Jusqu’ici, pour se défendre, Roger Marion a toujours soutenu qu’il n’avait aucune raison d’intervenir plus tôt, Colonna n’ayant été formellement désigné comme le tueur par un membre du commando, Didier Maranelli, qu’à la fin de sa garde-à-vue dans la nuit de samedi à dimanche, 24 heures après que sa compagne Valérie Dupuis ait cité son nom. Et de renvoyer la responsabilité de la boulette à un défaut dans la surveillance exercée par son adjoint en Corse, Jean-François Lelièvre.

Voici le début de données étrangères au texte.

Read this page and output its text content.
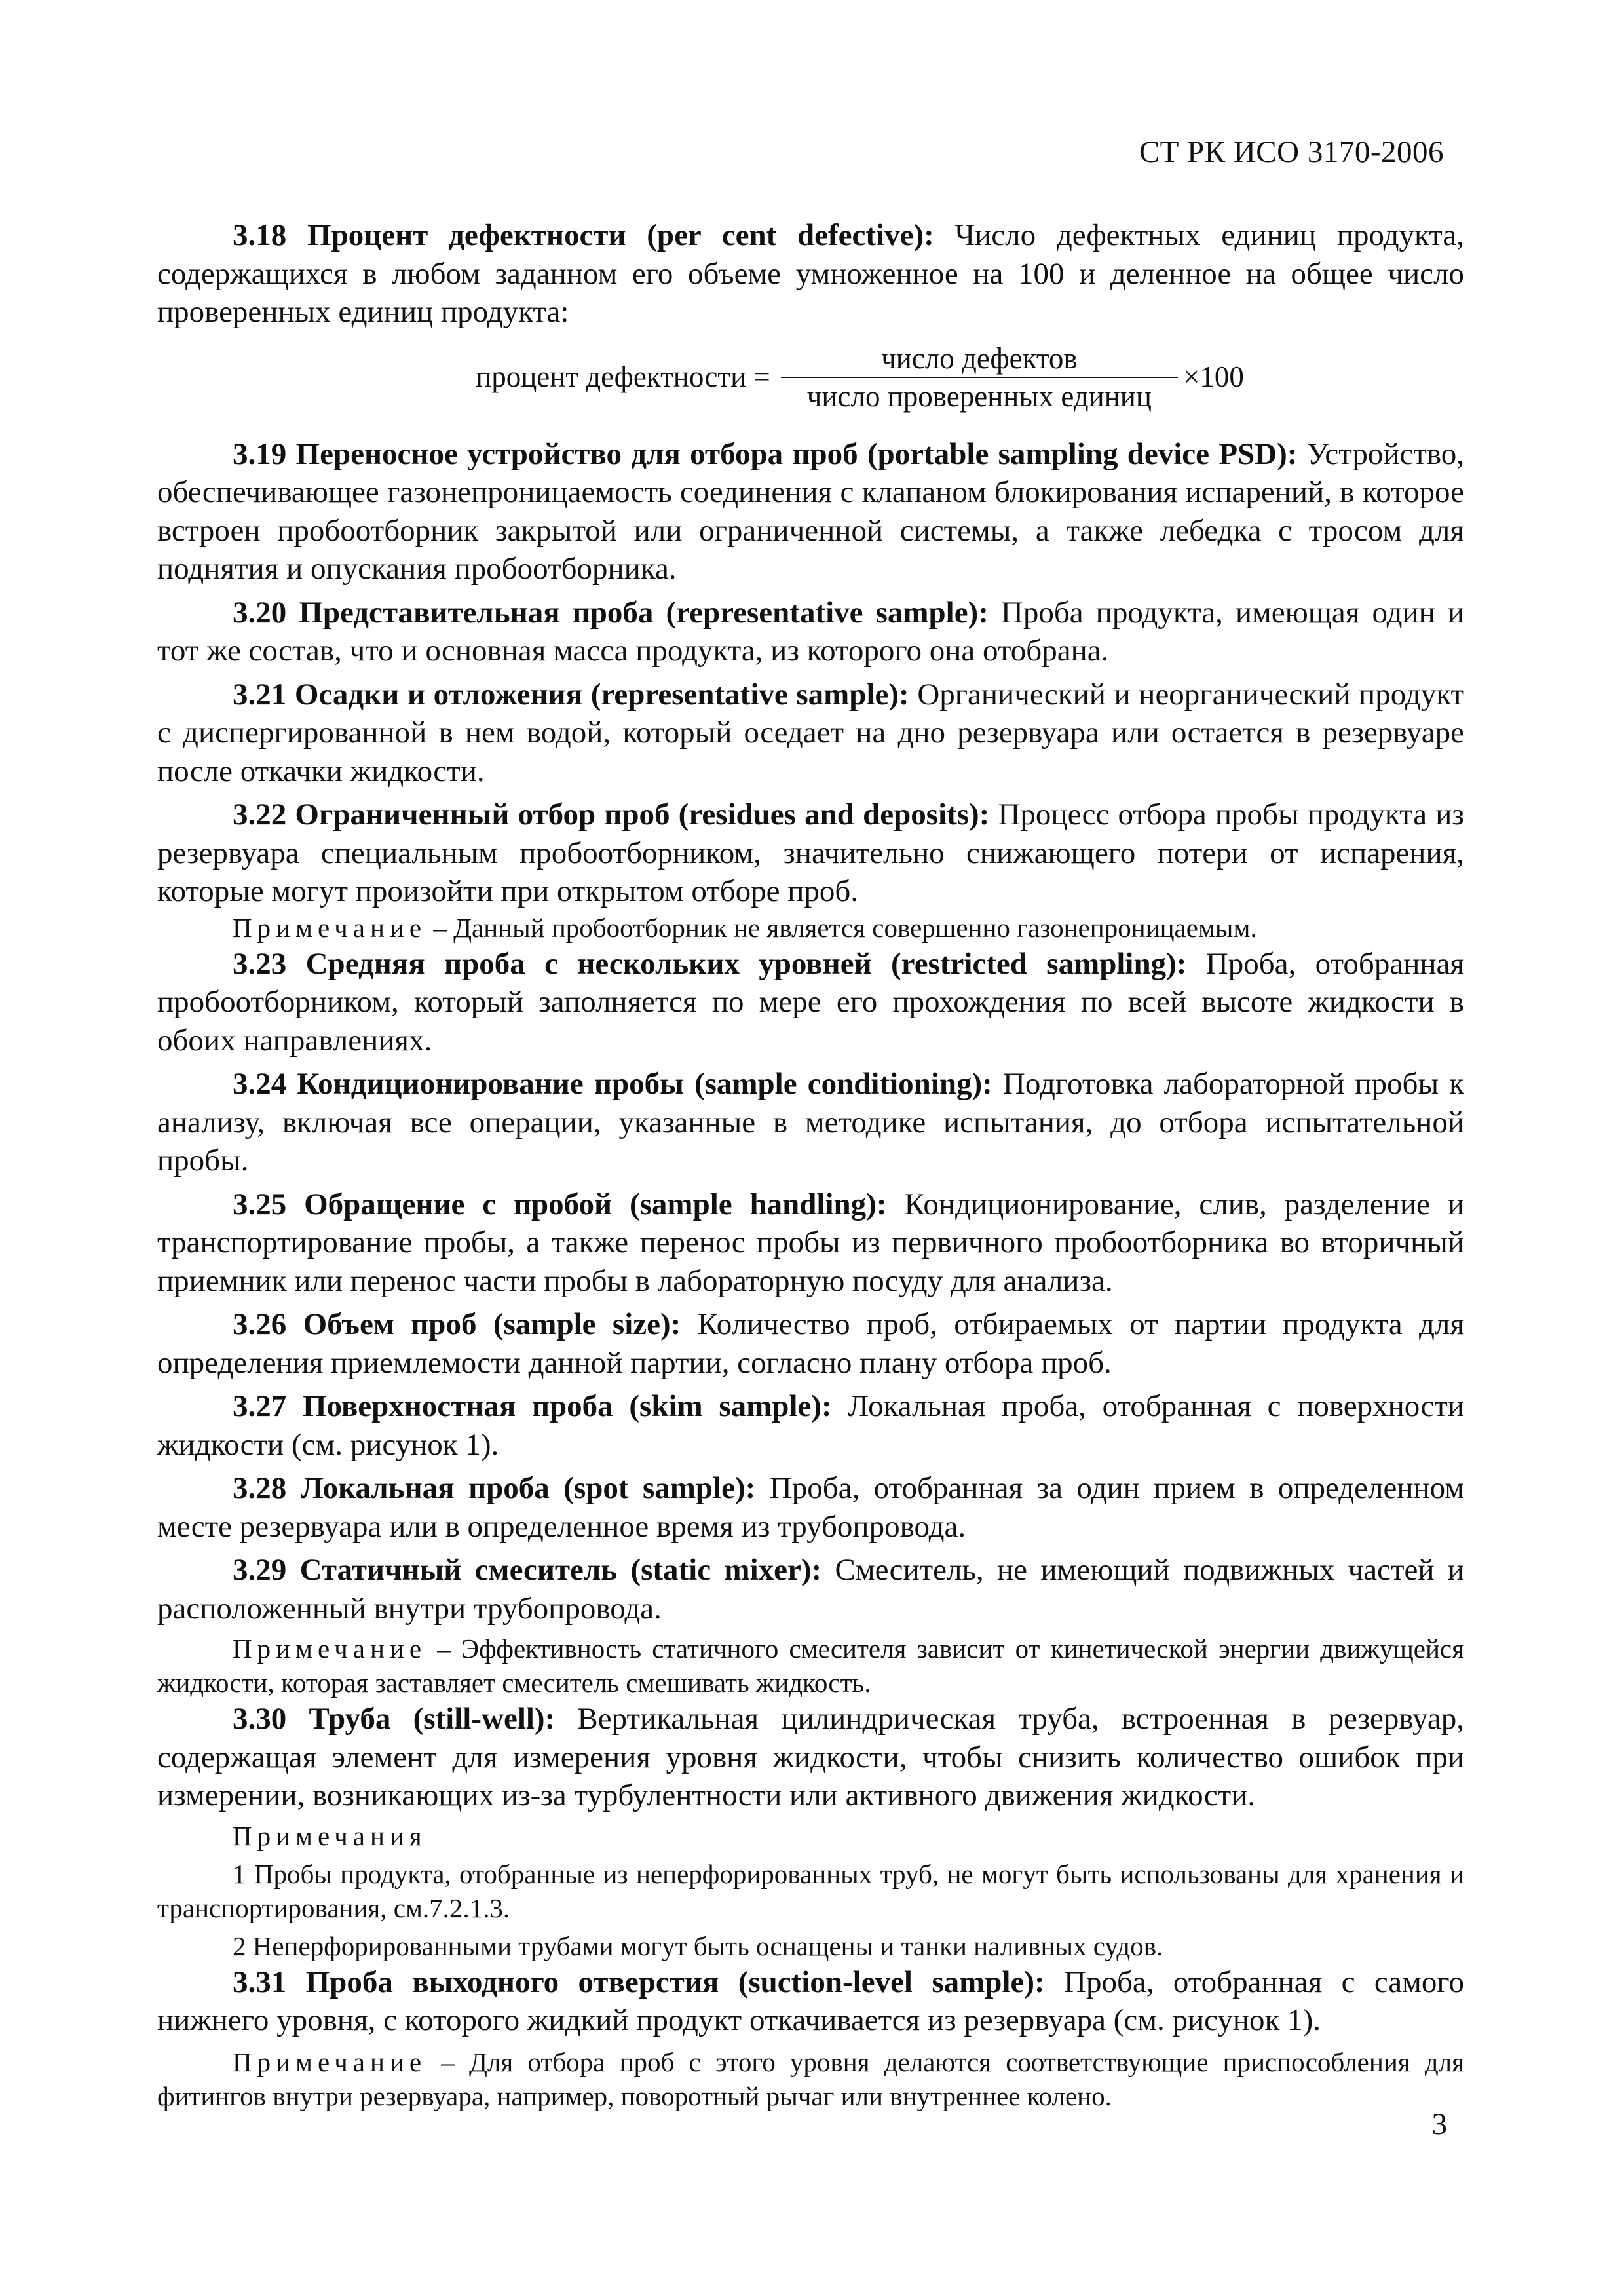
СТ РК ИСО 3170-2006

3.18 Процент дефектности (per cent defective): Число дефектных единиц продукта, содержащихся в любом заданном его объеме умноженное на 100 и деленное на общее число проверенных единиц продукта:

процент дефектности = $\frac{\text{число дефектов}}{\text{число проверенных единиц}} \times 100$

3.19 Переносное устройство для отбора проб (portable sampling device PSD): Устройство, обеспечивающее газонепроницаемость соединения с клапаном блокирования испарений, в которое встроен пробоотборник закрытой или ограниченной системы, а также лебедка с тросом для поднятия и опускания пробоотборника.

3.20 Представительная проба (representative sample): Проба продукта, имеющая один и тот же состав, что и основная масса продукта, из которого она отобрана.

3.21 Осадки и отложения (representative sample): Органический и неорганический продукт с диспергированной в нем водой, который оседает на дно резервуара или остается в резервуаре после откачки жидкости.

3.22 Ограниченный отбор проб (residues and deposits): Процесс отбора пробы продукта из резервуара специальным пробоотборником, значительно снижающего потери от испарения, которые могут произойти при открытом отборе проб.

Примечание – Данный пробоотборник не является совершенно газонепроницаемым.

3.23 Средняя проба с нескольких уровней (restricted sampling): Проба, отобранная пробоотборником, который заполняется по мере его прохождения по всей высоте жидкости в обоих направлениях.

3.24 Кондиционирование пробы (sample conditioning): Подготовка лабораторной пробы к анализу, включая все операции, указанные в методике испытания, до отбора испытательной пробы.

3.25 Обращение с пробой (sample handling): Кондиционирование, слив, разделение и транспортирование пробы, а также перенос пробы из первичного пробоотборника во вторичный приемник или перенос части пробы в лабораторную посуду для анализа.

3.26 Объем проб (sample size): Количество проб, отбираемых от партии продукта для определения приемлемости данной партии, согласно плану отбора проб.

3.27 Поверхностная проба (skim sample): Локальная проба, отобранная с поверхности жидкости (см. рисунок 1).

3.28 Локальная проба (spot sample): Проба, отобранная за один прием в определенном месте резервуара или в определенное время из трубопровода.

3.29 Статичный смеситель (static mixer): Смеситель, не имеющий подвижных частей и расположенный внутри трубопровода.

Примечание – Эффективность статичного смесителя зависит от кинетической энергии движущейся жидкости, которая заставляет смеситель смешивать жидкость.

3.30 Труба (still-well): Вертикальная цилиндрическая труба, встроенная в резервуар, содержащая элемент для измерения уровня жидкости, чтобы снизить количество ошибок при измерении, возникающих из-за турбулентности или активного движения жидкости.

Примечания

1 Пробы продукта, отобранные из неперфорированных труб, не могут быть использованы для хранения и транспортирования, см.7.2.1.3.

2 Неперфорированными трубами могут быть оснащены и танки наливных судов.

3.31 Проба выходного отверстия (suction-level sample): Проба, отобранная с самого нижнего уровня, с которого жидкий продукт откачивается из резервуара (см. рисунок 1).

Примечание – Для отбора проб с этого уровня делаются соответствующие приспособления для фитингов внутри резервуара, например, поворотный рычаг или внутреннее колено.

3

Autre axe de défense de Marion : les Renseignements Généraux, chargé de surveiller Colonna, ne l’avaient jamais averti de la dangerosité du personnage. Il n’était donc pas, selon lui, à même d’évaluer, quand son nom est sorti en garde-à-vue, si celui-ci avait un profil du tueur de préfet. Et pour cause : les RG n’avaient pas détecté non plus qu’il s’agissait d’un gros poisson et avaient sous-traité la surveillance des fils Colonna à leurs collègues du RAID, efficaces filocheurs sans doute, mais piètres analystes, des gros bras incapables de repérer un nationaliste radical d’une chèvre corse. « On aurait été plus vigilant sur Yvan Colonna si le préfet Bonnet nous avait fait part des tuyaux de son indic Corte, soupire un hiérarque des RG. Mais Bonnet n’a voulu partager ses petits secrets qu’avec le juge Bruguière et son factotum Marion, poursuit-il. Jospin lui avait promis le poste de préfet de police de Paris en cas de réussite de sa mission en Corse. Il voulait donc pouvoir mettre à son crédit l’éventuelle arrestation du meurtrier et avait passé un pacte de confidentialité avec les as de l’anti-terro ».

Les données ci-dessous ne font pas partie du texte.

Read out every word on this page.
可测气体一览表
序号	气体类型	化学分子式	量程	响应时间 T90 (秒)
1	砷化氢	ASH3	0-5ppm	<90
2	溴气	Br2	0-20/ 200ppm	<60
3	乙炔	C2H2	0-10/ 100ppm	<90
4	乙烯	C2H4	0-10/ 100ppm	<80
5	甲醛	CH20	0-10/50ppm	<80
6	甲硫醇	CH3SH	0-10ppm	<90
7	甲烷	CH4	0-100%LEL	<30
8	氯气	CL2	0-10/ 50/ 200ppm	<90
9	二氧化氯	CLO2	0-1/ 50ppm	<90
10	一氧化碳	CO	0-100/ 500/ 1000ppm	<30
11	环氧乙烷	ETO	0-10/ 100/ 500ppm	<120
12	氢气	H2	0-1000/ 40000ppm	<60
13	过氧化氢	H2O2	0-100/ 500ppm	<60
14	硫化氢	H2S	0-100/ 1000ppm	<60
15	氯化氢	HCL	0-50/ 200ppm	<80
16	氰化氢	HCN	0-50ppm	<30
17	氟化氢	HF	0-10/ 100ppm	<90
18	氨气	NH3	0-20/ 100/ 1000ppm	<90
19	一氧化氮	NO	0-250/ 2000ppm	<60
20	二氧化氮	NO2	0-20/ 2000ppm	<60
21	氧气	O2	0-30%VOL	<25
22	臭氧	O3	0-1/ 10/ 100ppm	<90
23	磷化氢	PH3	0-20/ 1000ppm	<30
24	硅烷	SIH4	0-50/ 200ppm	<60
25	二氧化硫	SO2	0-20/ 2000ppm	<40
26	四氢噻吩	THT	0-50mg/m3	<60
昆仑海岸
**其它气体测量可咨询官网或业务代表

Un préfet de Corse qui cache ses tuyaux aux RG et à la PJ, un juge anti-terro qui ne les partage qu’avec le chef de la DNAT, lequel n’en fait qu’à sa tête sans tirer partie des confidences obtenues en garde-à-vue par son équipe : un cocktail qui fleure bon la guerre des polices et que les défenseurs de Colonna vont se faire un plaisir de faire pétiller en pleine Cour d’assises entre le 21 et le 28 novembre, lorsque les policiers chargés de l’enquête Erignac défileront à la barre.